The move is facing opposition from separatists wishing to establish an independent state in southern Yemen, even though it’s intended to decentralize political control of the country and cede power to factions in the south. With talk of secession in the south, Houthi rebels in the north have also denounced Hadi’s intentions to create a federal state. 

Yemen's new federal regions. Source: Reuters 

Sanaa now finds itself geographically sandwiched in the middle of two rebel groups vying for greater influence, in addition to the growing Al Qaeda insurgency that poses yet another threat to a stable and democratic Yemen.
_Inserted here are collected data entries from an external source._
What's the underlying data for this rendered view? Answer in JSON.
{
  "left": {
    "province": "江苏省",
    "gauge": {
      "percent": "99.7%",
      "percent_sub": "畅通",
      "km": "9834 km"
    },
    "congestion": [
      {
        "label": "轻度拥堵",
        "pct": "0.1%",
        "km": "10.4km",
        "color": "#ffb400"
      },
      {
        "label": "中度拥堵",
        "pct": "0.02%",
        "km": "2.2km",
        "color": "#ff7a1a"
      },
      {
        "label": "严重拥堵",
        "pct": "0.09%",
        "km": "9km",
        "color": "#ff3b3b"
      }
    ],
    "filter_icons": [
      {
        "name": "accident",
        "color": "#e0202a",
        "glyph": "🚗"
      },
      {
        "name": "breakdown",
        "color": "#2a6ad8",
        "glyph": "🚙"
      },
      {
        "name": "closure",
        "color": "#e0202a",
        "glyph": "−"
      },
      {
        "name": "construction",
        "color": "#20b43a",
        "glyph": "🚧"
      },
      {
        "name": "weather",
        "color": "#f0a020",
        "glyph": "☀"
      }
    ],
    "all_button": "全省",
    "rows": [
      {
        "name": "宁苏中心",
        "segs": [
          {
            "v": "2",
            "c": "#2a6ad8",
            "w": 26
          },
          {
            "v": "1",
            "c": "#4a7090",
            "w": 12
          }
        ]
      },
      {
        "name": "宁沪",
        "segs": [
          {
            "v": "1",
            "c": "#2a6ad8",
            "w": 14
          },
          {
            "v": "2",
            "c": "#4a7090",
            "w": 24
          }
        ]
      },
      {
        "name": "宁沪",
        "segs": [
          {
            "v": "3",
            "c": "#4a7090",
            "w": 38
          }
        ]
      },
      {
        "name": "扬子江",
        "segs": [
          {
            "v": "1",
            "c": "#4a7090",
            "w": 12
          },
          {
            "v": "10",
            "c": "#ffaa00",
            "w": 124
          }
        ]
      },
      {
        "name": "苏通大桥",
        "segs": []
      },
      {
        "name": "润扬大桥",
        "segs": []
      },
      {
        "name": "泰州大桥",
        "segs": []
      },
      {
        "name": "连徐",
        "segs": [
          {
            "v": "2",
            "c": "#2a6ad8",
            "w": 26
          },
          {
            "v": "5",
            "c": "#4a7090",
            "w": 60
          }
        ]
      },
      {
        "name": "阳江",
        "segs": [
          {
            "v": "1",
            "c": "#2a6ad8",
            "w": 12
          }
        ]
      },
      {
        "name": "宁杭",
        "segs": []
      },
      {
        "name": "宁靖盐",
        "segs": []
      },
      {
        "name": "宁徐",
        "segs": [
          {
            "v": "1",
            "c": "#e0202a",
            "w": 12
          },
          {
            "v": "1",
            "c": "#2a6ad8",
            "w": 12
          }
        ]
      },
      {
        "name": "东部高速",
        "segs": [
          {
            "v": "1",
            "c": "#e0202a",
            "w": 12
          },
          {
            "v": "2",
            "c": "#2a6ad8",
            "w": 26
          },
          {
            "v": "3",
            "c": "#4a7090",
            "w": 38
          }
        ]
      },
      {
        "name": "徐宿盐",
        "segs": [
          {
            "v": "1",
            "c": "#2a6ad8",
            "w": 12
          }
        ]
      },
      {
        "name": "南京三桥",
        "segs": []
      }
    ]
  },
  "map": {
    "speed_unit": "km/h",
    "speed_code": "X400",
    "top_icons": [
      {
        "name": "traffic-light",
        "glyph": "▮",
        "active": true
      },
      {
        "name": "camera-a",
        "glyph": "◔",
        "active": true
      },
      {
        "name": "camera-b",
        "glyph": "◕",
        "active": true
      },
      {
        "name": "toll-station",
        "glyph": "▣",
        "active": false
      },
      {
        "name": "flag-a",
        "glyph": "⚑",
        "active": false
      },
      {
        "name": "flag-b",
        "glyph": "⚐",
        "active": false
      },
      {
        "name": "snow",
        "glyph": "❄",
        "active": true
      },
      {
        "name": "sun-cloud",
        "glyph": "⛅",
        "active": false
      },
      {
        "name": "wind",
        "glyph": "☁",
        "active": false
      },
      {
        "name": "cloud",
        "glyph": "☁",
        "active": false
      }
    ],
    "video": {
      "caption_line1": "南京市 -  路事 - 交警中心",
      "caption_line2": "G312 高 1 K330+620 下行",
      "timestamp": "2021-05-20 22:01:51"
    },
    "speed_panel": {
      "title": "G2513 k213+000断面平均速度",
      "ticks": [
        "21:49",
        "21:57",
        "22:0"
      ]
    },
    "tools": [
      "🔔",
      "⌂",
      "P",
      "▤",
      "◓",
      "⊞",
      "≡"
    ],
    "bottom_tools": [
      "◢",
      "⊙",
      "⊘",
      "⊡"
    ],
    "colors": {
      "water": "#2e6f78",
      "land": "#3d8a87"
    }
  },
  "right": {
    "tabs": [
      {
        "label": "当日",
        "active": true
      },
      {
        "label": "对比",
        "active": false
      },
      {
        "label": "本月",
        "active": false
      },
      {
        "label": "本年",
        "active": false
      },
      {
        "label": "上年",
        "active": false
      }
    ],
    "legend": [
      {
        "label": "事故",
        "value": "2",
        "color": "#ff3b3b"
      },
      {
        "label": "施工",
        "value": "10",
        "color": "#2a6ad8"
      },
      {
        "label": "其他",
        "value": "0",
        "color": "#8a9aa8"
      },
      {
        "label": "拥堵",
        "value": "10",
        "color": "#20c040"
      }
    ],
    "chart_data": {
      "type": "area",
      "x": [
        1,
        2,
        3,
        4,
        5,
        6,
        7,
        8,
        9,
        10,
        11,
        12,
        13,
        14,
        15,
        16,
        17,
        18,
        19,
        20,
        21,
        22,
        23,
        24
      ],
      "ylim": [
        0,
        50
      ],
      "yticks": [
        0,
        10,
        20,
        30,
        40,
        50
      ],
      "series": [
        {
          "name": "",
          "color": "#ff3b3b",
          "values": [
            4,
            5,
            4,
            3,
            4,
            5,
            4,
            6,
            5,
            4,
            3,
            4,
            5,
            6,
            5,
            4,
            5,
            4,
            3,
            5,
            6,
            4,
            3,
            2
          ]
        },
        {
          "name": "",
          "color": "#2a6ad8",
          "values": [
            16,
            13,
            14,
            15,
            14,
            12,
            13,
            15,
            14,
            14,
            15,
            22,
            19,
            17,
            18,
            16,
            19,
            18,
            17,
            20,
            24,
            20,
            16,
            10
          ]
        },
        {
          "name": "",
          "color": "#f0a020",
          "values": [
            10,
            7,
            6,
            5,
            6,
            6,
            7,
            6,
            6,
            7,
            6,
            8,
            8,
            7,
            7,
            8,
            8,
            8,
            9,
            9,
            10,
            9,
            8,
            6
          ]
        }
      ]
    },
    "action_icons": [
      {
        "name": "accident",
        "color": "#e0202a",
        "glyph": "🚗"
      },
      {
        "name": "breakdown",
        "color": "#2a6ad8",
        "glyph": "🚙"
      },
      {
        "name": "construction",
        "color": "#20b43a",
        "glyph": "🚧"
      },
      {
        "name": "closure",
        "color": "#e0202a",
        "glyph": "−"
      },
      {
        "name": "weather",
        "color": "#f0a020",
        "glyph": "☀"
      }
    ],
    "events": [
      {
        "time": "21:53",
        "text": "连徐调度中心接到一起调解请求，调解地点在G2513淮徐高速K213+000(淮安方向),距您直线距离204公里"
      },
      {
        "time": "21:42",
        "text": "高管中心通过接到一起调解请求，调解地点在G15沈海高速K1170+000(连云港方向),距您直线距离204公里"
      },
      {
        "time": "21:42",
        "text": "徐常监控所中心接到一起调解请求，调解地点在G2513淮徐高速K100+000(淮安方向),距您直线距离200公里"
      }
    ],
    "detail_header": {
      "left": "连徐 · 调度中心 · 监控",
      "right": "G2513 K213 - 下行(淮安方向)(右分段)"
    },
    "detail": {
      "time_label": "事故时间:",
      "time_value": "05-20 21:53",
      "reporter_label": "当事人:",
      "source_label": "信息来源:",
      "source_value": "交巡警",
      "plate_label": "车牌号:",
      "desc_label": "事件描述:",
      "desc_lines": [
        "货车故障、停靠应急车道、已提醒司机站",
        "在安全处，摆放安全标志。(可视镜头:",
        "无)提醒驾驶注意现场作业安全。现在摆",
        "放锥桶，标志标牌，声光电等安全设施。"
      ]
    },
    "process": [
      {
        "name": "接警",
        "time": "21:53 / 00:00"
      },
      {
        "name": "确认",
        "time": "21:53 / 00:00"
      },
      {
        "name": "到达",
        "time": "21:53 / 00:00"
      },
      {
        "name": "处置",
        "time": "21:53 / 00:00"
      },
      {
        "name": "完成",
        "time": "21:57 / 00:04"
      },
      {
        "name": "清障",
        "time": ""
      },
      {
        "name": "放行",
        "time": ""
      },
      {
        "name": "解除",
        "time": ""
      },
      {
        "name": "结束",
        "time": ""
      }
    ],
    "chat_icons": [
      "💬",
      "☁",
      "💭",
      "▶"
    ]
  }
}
After coming to power in the aftermath of the 2011 revolution that led to the ousting of former President Ali Abdullah Saleh from the office he held for 33 years, Hadi’s framework to establish a federal Yemeni state will be included in the country’s new constitution, which is set to be voted on by a national referendum.

While rebel leaders criticize the decision of the NDC to split Yemen into six federal regions, the move has been supported by the joint brokers of the talks – the U.N. and the Gulf Cooperation Council (GCC). The U.S. State Department has thus far only congratulated Yemen on concluding its national dialogue. 

Is a federal system the best move forward for Yemen?

The Yemeni state has been on edge of collapse for quite some time. Since reaching a unification agreement between North Yemen and South Yemen in 1990, which united the country for the first time in decades, stability has been more scarce in Yemen than rainfall. Following the unification agreement, Yemen has gone on to experience civil war and revolution, along with rising rates of poverty and food insecurity.

A once divided Yemen.

If tensions between rebel factions and the national government continue to rise, Yemen faces the risk of falling back into civil war. With a history of tribal divisions, a federal parliamentary system grants rebel groups the chance to participate in the national government. By taking a more inclusive approach to dealing with the rebels in the north and the separatists in the south, supporters of a federal framework hope to establish a lasting democracy, and seek to avoid the partition of the country’s delicate social fabric and national identity. 

The central government has acknowledged that it must hand over some power to rebel factions in any future Yemeni state. That being said, rebel groups aren’t budging with their continued calls for independence. President Hadi and his supporters can only extend their offering of power so far, and are now being forced to navigate a fine line between reconciling the nation and risking self-immolation.

Both Houthi rebels in the north and separatists in the south face a tough decision of whether or not to participate in the trial-run of federalism. On their own, both rebel groups lack the capacity to build the institutions and state capacity to deal with the growing number of insurgents in their would-be sovereign territories.

No, federalism may not be the only solution to Yemen’s woes. Considering that all players involved lack the strength and capacity to function on their own – while still demanding greater autonomy – the decision to split Yemen into federal regions is the most feasible option.